Llegados a cierto punto creo que es mejor poneros en situación. La consciencia es una putada nada agradable así que si no quieres una dosis de realidad seguid volando, cerrad esto y suerte con el aterrizaje.
Moralidades que nos hacen querer escalar, mueven nuestros intereses y reducen nuestra libertad. Cualquier sentimiento de envidia suele despertar uno de odio, por mínimo que sea y queridos el odio es capaz de hacer que el hombre más sensato cometa el acto más depravado.
La vida no está llena de comodidades y facilidades para el primero que llega.

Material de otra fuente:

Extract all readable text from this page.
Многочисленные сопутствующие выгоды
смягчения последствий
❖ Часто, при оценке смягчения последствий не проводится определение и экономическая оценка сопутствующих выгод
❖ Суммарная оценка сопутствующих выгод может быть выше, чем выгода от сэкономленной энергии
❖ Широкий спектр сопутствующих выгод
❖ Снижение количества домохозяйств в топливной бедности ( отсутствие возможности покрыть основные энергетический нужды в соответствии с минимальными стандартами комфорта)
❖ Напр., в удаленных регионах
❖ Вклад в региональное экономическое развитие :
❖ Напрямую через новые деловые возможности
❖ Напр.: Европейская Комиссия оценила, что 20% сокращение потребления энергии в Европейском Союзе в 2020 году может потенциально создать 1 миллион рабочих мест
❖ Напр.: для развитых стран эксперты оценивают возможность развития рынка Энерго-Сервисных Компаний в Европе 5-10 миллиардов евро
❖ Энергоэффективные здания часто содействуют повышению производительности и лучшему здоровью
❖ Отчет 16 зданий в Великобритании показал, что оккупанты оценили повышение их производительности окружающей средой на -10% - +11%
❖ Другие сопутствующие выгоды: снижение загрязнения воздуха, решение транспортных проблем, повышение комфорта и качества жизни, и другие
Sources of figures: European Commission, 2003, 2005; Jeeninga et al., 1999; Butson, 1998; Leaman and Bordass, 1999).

La comodidad de tu existencia depende de cuanto mucho o poco colabores con el arraigo de las falsas virtudes impuestas. ¿Acaso no es más fácil dejarse llevar por la corriente o incluso coger impulso para seguirla que nadar en dirección contraria? ¿Pero qué pasa si la opción más cómoda no te gusta porque está llena de algas (que en esta metáfora podríamos entender como cosas que no nos gusta hacer pero debemos hacer; como por ejemplo comprar en cierta tienda por su “categoría” y no por su ropa)?